Calculating ROI: Return on Investment Formula
Learn how to calculate ROI with the standard return on investment formula, plus examples, limitations, and how to compare opportunities.
Searching calculating ROI usually means you want to measure how efficiently money produced a return. ROI stands for return on investment.
ROI Formula
ROI = (Net profit / Cost of investment) x 100
You can also write net profit as:
Final value - Initial cost
Example
Suppose you invest $2,000 and later sell for $2,500.

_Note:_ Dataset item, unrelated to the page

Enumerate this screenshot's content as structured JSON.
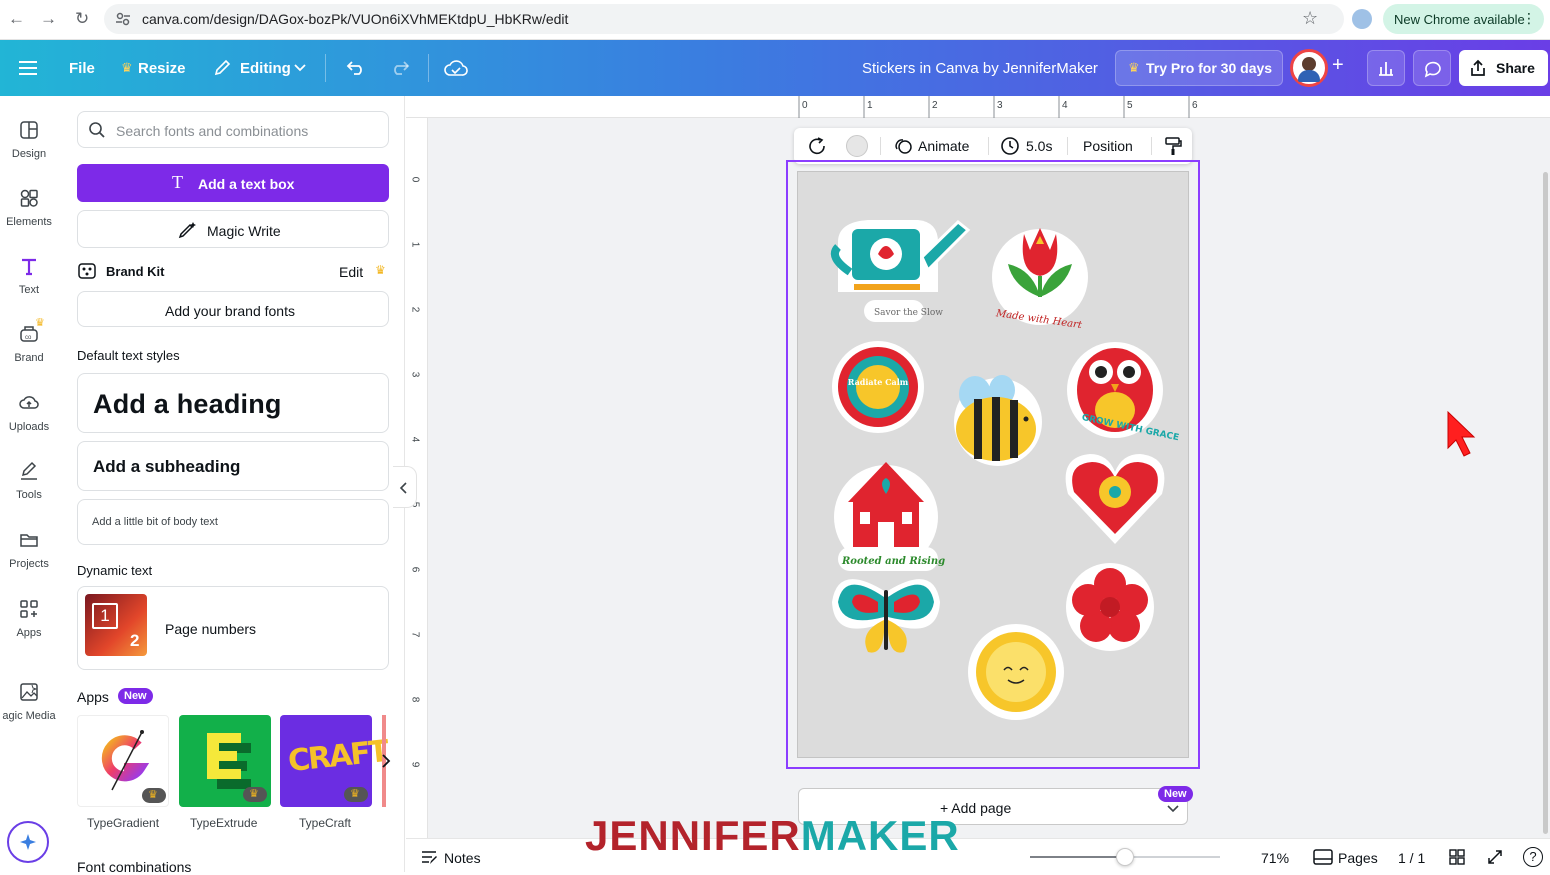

Net profit = 2,500 - 2,000 = 500
ROI = 500 / 2,000 x 100 = 25%
Why ROI Is Useful
ROI helps compare:
- Marketing spend
- Business projects
- Side hustles
- Equipment purchases
- Stock or property gains
Limitation of ROI
ROI does not automatically account for time. A 20% ROI earned in one year is very different from a 20% ROI earned over five years. For longer comparisons, annualized return can be more useful.
The Bottom Line
To calculate ROI, subtract cost from final value, divide by cost, and multiply by 100. It is a quick way to compare returns, but time and risk still matter.
How to Calculate: Step-by-Step Guide
Find net profit
Subtract the cost of the investment from the value or profit gained.
Divide by cost
Use the original investment cost as the denominator.
Convert to percent
Multiply by 100 to express ROI as a percentage.